The State Control Centre (SCC) is the hub of emergency communications, where call takers and dispatchers manage incoming Triple Zero (000) ambulance calls and coordinate emergency responses across the state. This team ensures timely and efficient dispatch of resources, supporting both metro and country services 24/7.

== Incidents ==
In July 2009, the ABC's Four Corners broadcast a report identifying failures in St John's call-out system, specifically the failure of call centre operators to appropriately prioritise and respond ambulances. The program identified four deaths in which dispatch and prioritisation errors were involved. The WA Health Minister, Dr Kim Hames, has since promised to review "reports of significant wrongdoing, and see if it is correct" in order to prevent recurrence of such events.
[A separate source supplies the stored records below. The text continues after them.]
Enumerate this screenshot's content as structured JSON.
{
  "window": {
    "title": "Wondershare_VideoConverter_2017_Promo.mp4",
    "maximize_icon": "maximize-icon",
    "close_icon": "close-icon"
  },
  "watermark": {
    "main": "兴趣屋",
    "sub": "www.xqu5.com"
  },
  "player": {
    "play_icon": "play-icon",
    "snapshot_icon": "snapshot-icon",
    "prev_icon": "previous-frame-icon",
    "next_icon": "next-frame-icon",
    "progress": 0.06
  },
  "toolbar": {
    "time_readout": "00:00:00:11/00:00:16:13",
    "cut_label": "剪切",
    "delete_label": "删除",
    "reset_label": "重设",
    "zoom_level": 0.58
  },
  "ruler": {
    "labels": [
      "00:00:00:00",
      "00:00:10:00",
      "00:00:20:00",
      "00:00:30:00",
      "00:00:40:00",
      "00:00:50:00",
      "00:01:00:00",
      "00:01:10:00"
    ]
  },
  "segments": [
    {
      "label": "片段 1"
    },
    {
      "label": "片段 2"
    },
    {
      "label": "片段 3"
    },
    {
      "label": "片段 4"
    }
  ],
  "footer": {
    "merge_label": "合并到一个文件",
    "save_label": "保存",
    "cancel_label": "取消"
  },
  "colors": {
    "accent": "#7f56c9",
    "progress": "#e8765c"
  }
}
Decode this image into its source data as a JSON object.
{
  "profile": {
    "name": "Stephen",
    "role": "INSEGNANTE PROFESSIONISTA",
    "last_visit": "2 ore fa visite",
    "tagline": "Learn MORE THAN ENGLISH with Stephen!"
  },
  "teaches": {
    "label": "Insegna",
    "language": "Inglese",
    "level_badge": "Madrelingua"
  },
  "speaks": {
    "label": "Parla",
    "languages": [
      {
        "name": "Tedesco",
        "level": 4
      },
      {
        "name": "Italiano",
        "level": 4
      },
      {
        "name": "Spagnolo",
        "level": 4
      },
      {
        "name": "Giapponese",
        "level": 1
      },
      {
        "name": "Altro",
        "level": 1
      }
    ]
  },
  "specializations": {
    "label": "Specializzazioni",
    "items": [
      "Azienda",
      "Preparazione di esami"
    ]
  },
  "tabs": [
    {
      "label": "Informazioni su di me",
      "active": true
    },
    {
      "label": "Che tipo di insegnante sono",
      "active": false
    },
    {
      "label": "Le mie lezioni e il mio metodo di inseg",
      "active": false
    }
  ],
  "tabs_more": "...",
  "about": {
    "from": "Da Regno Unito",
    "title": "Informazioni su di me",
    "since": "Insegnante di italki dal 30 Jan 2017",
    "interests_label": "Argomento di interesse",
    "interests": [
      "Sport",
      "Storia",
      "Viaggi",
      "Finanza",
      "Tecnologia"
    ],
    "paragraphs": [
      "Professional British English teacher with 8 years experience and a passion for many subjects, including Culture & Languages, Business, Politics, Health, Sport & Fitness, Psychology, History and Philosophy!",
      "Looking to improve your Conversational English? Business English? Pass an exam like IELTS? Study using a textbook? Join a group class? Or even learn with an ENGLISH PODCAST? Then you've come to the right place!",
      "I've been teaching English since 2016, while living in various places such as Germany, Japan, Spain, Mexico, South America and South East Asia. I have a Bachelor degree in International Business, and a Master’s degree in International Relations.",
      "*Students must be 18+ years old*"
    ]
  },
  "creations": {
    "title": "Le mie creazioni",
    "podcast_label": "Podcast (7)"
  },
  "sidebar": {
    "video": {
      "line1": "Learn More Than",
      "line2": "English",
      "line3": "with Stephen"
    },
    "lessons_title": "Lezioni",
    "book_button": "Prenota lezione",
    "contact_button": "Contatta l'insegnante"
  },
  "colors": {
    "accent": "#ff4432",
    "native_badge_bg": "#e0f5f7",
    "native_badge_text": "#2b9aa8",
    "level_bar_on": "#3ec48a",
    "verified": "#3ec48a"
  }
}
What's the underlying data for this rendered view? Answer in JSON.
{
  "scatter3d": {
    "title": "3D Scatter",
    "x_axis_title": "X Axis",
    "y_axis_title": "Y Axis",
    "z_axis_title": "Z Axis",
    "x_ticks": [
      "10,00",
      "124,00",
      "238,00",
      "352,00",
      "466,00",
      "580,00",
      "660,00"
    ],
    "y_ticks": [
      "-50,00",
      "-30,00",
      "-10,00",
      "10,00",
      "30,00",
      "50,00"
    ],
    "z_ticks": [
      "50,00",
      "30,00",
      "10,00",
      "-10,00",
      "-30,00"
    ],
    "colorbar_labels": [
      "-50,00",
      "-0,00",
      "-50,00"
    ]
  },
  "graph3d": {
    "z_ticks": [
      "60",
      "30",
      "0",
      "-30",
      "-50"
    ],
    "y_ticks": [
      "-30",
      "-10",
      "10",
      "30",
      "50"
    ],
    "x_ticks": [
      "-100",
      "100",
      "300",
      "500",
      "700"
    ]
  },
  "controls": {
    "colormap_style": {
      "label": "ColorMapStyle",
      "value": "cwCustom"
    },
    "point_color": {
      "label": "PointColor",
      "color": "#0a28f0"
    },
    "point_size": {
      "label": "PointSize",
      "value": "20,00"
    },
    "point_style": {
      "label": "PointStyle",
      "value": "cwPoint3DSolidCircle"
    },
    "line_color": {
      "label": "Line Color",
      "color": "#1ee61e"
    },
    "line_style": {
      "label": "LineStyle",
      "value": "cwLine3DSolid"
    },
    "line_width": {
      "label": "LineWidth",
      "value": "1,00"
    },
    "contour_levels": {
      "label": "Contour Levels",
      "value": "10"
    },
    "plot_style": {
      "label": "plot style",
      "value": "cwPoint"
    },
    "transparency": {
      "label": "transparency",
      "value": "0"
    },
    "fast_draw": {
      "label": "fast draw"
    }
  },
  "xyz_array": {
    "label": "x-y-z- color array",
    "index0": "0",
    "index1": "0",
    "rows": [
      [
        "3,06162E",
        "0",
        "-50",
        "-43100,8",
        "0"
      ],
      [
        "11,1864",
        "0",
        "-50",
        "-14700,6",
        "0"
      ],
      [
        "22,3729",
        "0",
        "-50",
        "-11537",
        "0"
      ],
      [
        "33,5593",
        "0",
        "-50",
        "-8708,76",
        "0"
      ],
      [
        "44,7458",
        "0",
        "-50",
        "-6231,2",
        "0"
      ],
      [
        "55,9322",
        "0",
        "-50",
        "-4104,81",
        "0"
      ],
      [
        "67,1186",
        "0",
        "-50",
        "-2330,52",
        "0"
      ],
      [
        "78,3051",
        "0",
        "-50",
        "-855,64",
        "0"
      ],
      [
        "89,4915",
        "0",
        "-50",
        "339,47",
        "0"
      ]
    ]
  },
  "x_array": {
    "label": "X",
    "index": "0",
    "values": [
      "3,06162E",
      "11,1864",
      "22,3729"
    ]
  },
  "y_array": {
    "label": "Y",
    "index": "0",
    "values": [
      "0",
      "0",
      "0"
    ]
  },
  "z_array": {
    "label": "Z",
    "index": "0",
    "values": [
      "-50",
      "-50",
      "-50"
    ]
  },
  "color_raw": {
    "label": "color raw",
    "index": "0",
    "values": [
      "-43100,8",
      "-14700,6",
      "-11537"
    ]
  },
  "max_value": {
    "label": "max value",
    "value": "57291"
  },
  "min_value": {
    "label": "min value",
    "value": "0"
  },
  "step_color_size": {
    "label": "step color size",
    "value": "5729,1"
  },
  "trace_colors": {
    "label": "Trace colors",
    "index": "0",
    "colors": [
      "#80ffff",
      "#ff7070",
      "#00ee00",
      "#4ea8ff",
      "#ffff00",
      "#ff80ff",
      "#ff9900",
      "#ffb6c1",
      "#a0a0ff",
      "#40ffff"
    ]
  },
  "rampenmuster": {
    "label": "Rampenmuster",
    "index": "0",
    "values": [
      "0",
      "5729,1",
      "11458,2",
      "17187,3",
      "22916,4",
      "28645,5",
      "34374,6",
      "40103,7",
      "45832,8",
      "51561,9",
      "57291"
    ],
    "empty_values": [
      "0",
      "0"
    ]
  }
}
On 24 March 2015, the ABC's 7.30 reported on poor management and culture within St John in Western Australia which led an ambulance officer to commit suicide.

== St John First Responder app ==
The St John First Responder app was designed for use in Western Australia and allows users to send their GPS coordinates to emergency service call centres when dialing 000. The app also provides an in-built first aid guide, automated external defibrillator locator, first aid tips and more. Over 200,000 Western Australians have downloaded the app. Registered first responders must have current cardiopulmonary resuscitation certification and completed a first aid course within the last three years to be approved on the platform.